Some days I dream about having a large family...but then reality sinks in.
I have so much to be thankful for so I really don't want to complain. However, I am still sad about not having another child. Baby Center is getting on my nerves as they continue to email me updates on my "newborn." Last April I would have given birth to my second child if I would not have had a miscarriage. This past June, I would have given birth to my second child if I had not had another miscarriage. Right now I would have been pregnant and due in December if I had not had my third miscarriage. So many of my friends and people I meet are pregnant with their second, third, and fourth child. It makes me sad when strangers ask when I'm going to have another baby. I'd love to have another child, but it's not that easy.
A few close friends have asked us if we're going to try again. There's always the fear of having another miscarriage since my perinatal specialist said there's no guarantee I won't have more miscarriages. I really have to leave it up to God and just trust that He'll give us another child if we're meant to have another one.

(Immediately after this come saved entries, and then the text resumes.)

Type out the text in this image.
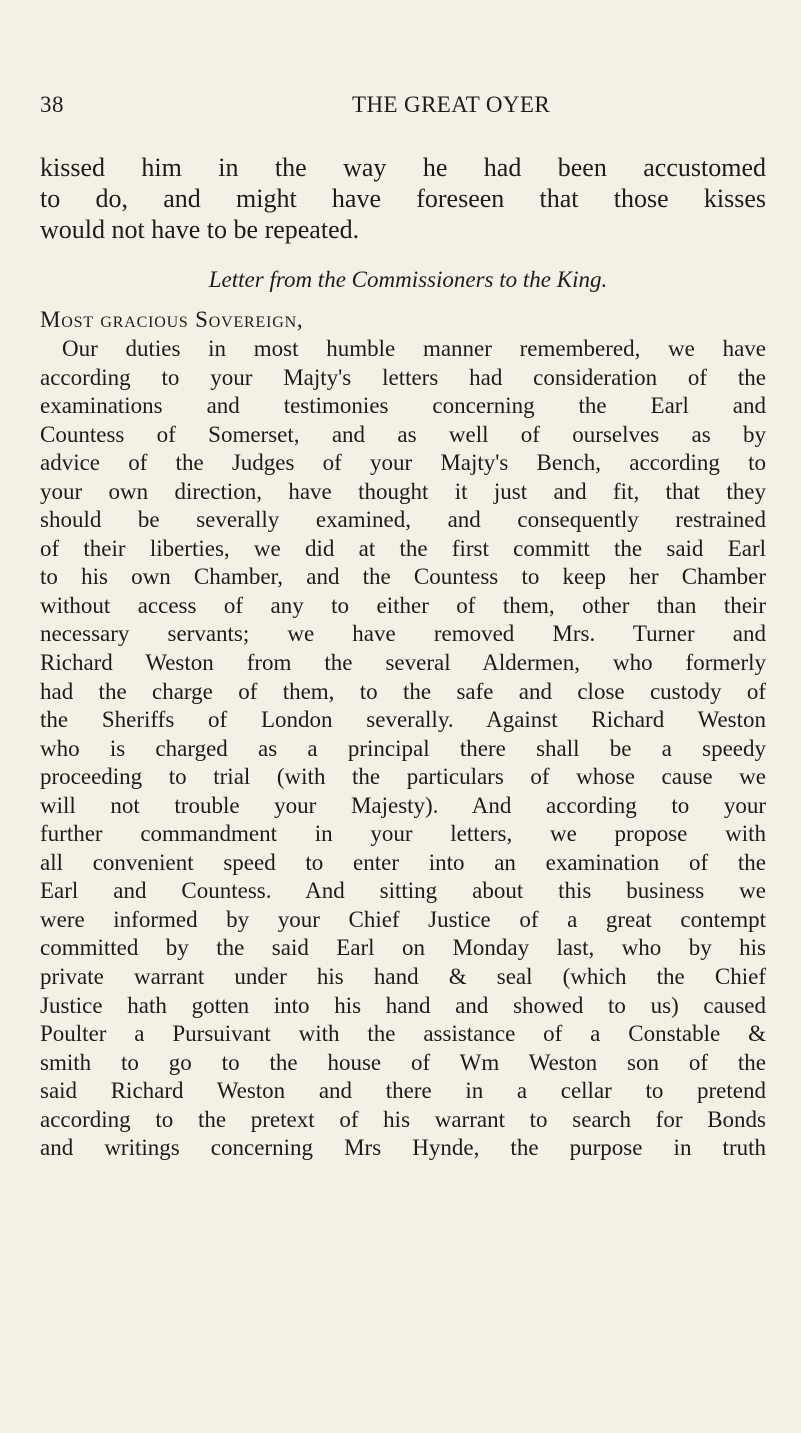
38	THE GREAT OYER
kissed him in the way he had been accustomed
to do, and might have foreseen that those kisses
would not have to be repeated.
Letter from the Commissioners to the King.
Most gracious Sovereign,
Our duties in most humble manner remembered, we have
according to your Majty's letters had consideration of the
examinations and testimonies concerning the Earl and
Countess of Somerset, and as well of ourselves as by
advice of the Judges of your Majty's Bench, according to
your own direction, have thought it just and fit, that they
should be severally examined, and consequently restrained
of their liberties, we did at the first committ the said Earl
to his own Chamber, and the Countess to keep her Chamber
without access of any to either of them, other than their
necessary servants; we have removed Mrs. Turner and
Richard Weston from the several Aldermen, who formerly
had the charge of them, to the safe and close custody of
the Sheriffs of London severally. Against Richard Weston
who is charged as a principal there shall be a speedy
proceeding to trial (with the particulars of whose cause we
will not trouble your Majesty). And according to your
further commandment in your letters, we propose with
all convenient speed to enter into an examination of the
Earl and Countess. And sitting about this business we
were informed by your Chief Justice of a great contempt
committed by the said Earl on Monday last, who by his
private warrant under his hand & seal (which the Chief
Justice hath gotten into his hand and showed to us) caused
Poulter a Pursuivant with the assistance of a Constable &
smith to go to the house of Wm Weston son of the
said Richard Weston and there in a cellar to pretend
according to the pretext of his warrant to search for Bonds
and writings concerning Mrs Hynde, the purpose in truth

Last night my husband and I were talking. I told him I didn't understand how some of the most irresponsible people end up having lots of children, unplanned, but there are many women out there that would love to have a child or more children and may not be able to. He said fertility is not based on our actions. There's no such thing as "good women" get babies and "irresponsible women" don't have babies. That's pretty obvious. He had me listen to one of Casting Crown's songs, "Already There." We talked about how God's already sees how our life will unfold. We don't know what is next for us. When we first got married we never would have thought we would have lived overseas for 3.5 years or that I would have multiple miscarriages. But experiences like this change us and turn us into people God wants us to be. Here are the lyrics to "Already There." By the way, my husband is the best!
From where I’m standing
Lord, it’s so hard for me to see
Where this is going
And where You’re leading me
I wish I knew how
All my fears and all my questions
Are going to play out
In a world I can’t control
When I’m lost in the mystery
To You my future is a memory
‘Cause You’re already there
You’re already there
Standing at the end of my life
Waiting on the other side
And You’re already there
You’re already there
From where You’re standing
Lord, You see a grand design
That You imagined
When You breathed me into life
And all the chaos
Comes together in Your hands
Like a masterpiece
Of Your picture-perfect plan
When I’m lost in the mystery
To You my future is a memory
One day I’ll stand before You
And look back on the life I’ve lived
I can’t wait to enjoy the view
And see how all the pieces fit
One day I’ll stand before You
And look back on the life I’ve lived
‘Cause You’re already there
You’re already there
When I’m lost in the mystery
To You my future is a memory
‘Cause You’re already there
You’re already there
Standing at the end of my life
Waiting on the other side
And You’re already there
You’re already there
I guess at the end of the line, we'll know what God's plan is for us. Again, I am so grateful and thankful for my precious son. There are many women who do not have any children and are trying to have one. I'm just trying to figure out God's plan for me and my family. If we're only going to be a family of three, I'm thankful for that. I have to let go of my jealousy and truly be happy for those around me. I'm not going to lie, sometimes it's just hard.